Strike Force Parrabell’s goal was to “do all that is possible” to heal the rift that grew between police and the LGBTIQ community in those decades. A team of police investigators and independent academics from Flinders University looked at whether attackers had shown evidence of gay-hate motivation. Only 34 cases had no evidence of bias while the remaining 25 had insufficient evidence for classification — but could not be ruled out. “If you fail to have a thorough investigation in even one death, it affects them all.”

Nicholas Stewart of Dowson Turco Lawyers, an LGBTI law firm, told reporters he acted for bashing victim Alan Rosendale. He alleged “there was evidence of police involvement in the attack on Sydney’s Oxford Street”.

“An independent third-party witness identified the car carrying people who bashed Alan Rosendale in 1989, and confirmed that vehicle to be a [unmarked] NSW Police Force vehicle.

With the backing of advocates, the Opposition Leader Luke Foley called for a parliamentary inquiry – to look at how the evidence was lost, why witnesses weren’t talked to, why leads weren’t followed, and hopefully to identify who was in the car carrying people who bashed Alan Rosendale in 1989”.

ACON’s CEO, Nicolas Parkhill called on police to bolster a Bias Crimes Unit. Mr.
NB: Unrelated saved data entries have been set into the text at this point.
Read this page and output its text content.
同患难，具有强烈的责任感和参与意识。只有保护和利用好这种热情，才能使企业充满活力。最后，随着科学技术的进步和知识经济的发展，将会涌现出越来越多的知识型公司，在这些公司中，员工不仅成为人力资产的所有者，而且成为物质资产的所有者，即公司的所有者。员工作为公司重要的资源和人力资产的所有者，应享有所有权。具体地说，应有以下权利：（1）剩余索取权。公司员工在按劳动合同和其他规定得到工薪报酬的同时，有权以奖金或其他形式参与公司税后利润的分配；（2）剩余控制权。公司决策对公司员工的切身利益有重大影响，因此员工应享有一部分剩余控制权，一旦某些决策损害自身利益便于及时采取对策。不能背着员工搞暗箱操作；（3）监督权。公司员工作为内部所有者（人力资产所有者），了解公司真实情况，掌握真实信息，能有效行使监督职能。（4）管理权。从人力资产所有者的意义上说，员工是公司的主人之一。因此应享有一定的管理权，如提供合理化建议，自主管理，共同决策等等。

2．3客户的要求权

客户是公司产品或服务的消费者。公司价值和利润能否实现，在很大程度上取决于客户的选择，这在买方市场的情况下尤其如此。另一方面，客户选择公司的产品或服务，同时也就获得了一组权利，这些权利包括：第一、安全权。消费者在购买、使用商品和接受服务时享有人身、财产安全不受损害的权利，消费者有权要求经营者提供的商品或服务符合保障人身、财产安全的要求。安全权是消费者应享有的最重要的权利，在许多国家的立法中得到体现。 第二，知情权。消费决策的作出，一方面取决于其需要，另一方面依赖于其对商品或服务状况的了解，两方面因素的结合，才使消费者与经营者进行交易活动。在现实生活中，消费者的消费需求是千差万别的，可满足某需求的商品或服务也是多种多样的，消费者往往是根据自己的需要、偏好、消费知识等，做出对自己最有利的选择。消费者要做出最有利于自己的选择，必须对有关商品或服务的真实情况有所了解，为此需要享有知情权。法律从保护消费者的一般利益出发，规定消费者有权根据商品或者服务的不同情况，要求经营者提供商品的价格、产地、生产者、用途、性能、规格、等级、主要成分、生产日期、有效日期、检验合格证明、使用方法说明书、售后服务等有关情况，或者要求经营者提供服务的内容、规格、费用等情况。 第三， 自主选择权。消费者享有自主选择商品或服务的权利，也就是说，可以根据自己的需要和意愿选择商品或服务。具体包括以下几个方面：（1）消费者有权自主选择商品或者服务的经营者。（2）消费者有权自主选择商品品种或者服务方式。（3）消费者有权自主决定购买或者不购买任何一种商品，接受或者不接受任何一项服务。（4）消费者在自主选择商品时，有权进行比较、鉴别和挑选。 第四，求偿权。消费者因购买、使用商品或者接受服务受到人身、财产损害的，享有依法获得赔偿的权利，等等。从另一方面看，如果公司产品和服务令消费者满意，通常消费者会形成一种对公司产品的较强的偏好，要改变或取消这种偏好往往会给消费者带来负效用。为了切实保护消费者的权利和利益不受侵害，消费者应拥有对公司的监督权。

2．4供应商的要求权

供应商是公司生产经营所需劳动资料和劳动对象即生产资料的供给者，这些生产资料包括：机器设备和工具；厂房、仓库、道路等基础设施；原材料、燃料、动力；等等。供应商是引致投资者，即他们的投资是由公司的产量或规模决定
Parrabell also made a series of recommendations but, stopping short of adopting all the suggestions proposed by LGBTIQ+ group ACON — including an apology from police.

Flinders University academics Derek Dalton and Willem de Lint analyzed 85 high-profile deaths between 1976 and 2000, as part of the Parrabell Strike Force. The academics reported that up to 85 cases involved anti-gay bias.  The report concluded that due to a lack of consequences for perpetrators, made gays an easy target – authorities thought that this gave them a “social license” to inflict violence and grief onto a minority group.

NSW Police has vowed to learn from past mistakes and is reportedly considering issuing a formal apology.